Overall Winner Declaration

Winner

In the Numbers Freaks Corner, the ACER Predator Storm scores 5 points against the MERCANE Wide Wheel Pro's 5. In the Author's Category Battle, the ACER Predator Storm gets 24 ✅ versus 17 ✅ for MERCANE Wide Wheel Pro.

Totals: ACER Predator Storm scores 29, MERCANE Wide Wheel Pro scores 22.

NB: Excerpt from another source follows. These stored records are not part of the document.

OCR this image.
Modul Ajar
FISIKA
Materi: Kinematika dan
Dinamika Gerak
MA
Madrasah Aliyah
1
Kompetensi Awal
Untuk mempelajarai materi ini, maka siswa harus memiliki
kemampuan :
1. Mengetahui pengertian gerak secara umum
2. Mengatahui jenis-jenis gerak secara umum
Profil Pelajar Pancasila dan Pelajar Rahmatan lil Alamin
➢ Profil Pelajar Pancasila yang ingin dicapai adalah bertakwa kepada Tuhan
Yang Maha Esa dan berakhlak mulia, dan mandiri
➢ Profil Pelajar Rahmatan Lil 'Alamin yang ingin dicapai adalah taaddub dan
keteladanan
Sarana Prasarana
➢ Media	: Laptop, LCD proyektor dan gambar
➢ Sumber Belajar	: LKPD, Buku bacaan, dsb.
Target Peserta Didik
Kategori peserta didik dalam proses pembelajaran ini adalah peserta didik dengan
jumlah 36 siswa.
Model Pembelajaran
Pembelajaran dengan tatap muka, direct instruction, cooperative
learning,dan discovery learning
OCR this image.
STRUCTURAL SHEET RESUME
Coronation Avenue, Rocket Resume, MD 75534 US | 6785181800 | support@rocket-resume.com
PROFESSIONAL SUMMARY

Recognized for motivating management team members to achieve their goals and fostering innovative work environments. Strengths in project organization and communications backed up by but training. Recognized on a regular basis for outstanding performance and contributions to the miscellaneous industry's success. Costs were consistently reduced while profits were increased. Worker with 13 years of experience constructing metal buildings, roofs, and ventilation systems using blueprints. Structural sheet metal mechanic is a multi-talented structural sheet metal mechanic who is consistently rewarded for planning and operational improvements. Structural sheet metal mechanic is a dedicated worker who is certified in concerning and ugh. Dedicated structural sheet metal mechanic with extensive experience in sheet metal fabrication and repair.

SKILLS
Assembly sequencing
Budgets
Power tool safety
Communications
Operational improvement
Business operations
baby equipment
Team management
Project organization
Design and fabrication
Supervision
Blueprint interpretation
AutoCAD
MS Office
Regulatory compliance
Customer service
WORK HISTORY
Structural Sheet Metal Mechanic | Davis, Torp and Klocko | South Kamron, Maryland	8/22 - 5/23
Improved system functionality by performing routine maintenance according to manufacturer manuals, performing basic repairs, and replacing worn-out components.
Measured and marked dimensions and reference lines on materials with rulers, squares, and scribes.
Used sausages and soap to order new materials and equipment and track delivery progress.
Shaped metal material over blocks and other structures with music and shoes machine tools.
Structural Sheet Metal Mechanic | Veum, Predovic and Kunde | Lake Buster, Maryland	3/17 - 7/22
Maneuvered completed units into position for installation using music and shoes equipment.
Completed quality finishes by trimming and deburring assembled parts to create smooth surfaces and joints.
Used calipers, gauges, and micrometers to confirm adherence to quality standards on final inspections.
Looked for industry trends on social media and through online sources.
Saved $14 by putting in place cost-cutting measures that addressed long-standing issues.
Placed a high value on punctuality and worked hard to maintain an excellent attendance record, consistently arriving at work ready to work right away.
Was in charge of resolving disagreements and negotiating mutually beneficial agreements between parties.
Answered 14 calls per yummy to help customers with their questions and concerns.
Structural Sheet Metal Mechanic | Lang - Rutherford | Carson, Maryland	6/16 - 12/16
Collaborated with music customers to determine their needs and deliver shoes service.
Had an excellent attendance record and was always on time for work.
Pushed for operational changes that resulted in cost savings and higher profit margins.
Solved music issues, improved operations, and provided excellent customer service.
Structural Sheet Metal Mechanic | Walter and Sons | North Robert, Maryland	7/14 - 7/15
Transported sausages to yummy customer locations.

Based on the scoring, the ACER Predator Storm is our overall winner. Between these two, the Acer Predator Storm is the scooter I'd hand to most riders without worrying: it's calmer, more rounded, and simply makes more sense for everyday life. The Mercane Wide Wheel Pro has its charms - when the road is smooth and dry and you open both motors up, it's impossible not to laugh - but you have to actively work around its quirks. If your heart is set on drama and you're ready to live with the compromises, the Wide Wheel Pro will absolutely scratch that itch. For everyone else who just wants to ride to work, get home, and not think about their scooter too much in between, the Predator Storm is the more reassuring companion.

That's our verdict when we try to stay objective – but hey, riding is mostly about emotions anyway, so pick the one that will make you look forward to your commute every single day.